Desire Projects, human settlement in New Orleans, Louisiana, United States of America
Desire Projects is a former public housing development in the Upper Ninth Ward of New Orleans, once made up of over 260 brick buildings arranged across a large, flat site. The area was enclosed on all sides by canals, railroads, and fences, making it a physically separate neighborhood from the rest of the city.
Construction began in 1949 and the development opened in 1956 to house African American residents who had been displaced from other parts of the city. Demolition of the original buildings started in the 1990s and the process was disrupted by Hurricane Katrina in 2005, after which mixed-income housing eventually replaced what had stood before.
The Desire Projects were home mostly to African American families who had been pushed out of other parts of New Orleans.

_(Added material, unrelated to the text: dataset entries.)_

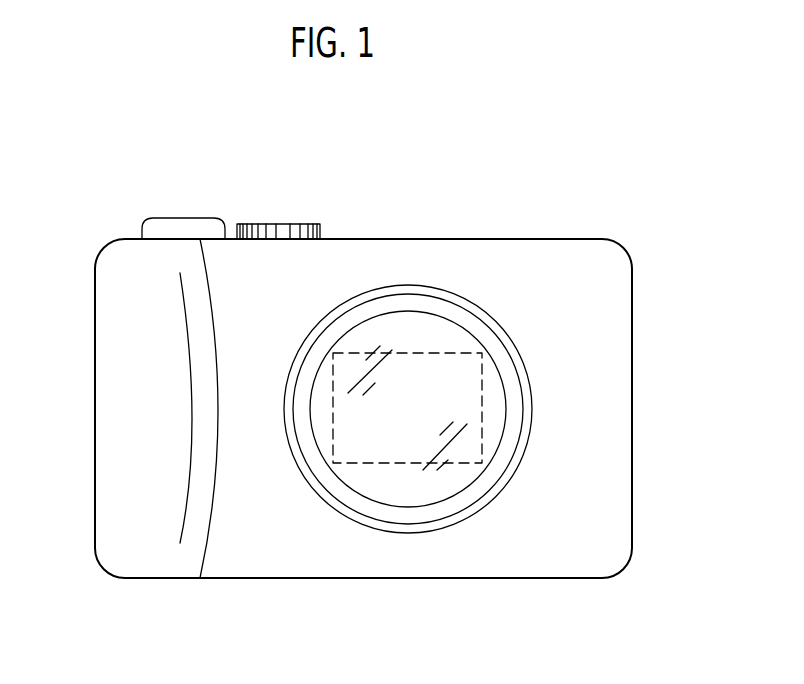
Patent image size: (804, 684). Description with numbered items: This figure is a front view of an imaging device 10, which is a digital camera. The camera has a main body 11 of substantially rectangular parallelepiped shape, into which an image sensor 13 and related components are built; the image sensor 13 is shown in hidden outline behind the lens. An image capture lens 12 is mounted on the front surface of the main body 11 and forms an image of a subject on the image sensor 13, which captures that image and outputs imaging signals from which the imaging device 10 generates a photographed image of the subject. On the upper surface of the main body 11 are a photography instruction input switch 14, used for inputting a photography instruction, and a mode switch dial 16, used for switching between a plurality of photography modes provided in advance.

The imaging device 10 is at (70, 596).
The main body 11 is at (618, 318).
The image capture lens 12 is at (395, 483).
The image sensor 13 is at (468, 412).
The photography instruction input switch 14 is at (175, 222).
The mode switch dial 16 is at (295, 225).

Cut off from the rest of the city by canals and rail lines, residents developed their own shops, churches, and schools within the community.
The former site is still being redeveloped, so visitors will find a mix of newer residential buildings and open or underdeveloped patches of land. Getting around the area is easiest by car, as public transport links to this part of the Upper Ninth Ward are limited.
A local chapter of the Black Panther Party ran a free breakfast program for children in the neighborhood during the 1970s. Their presence brought the area national attention and briefly turned it into a reference point for civil rights organizing across the country.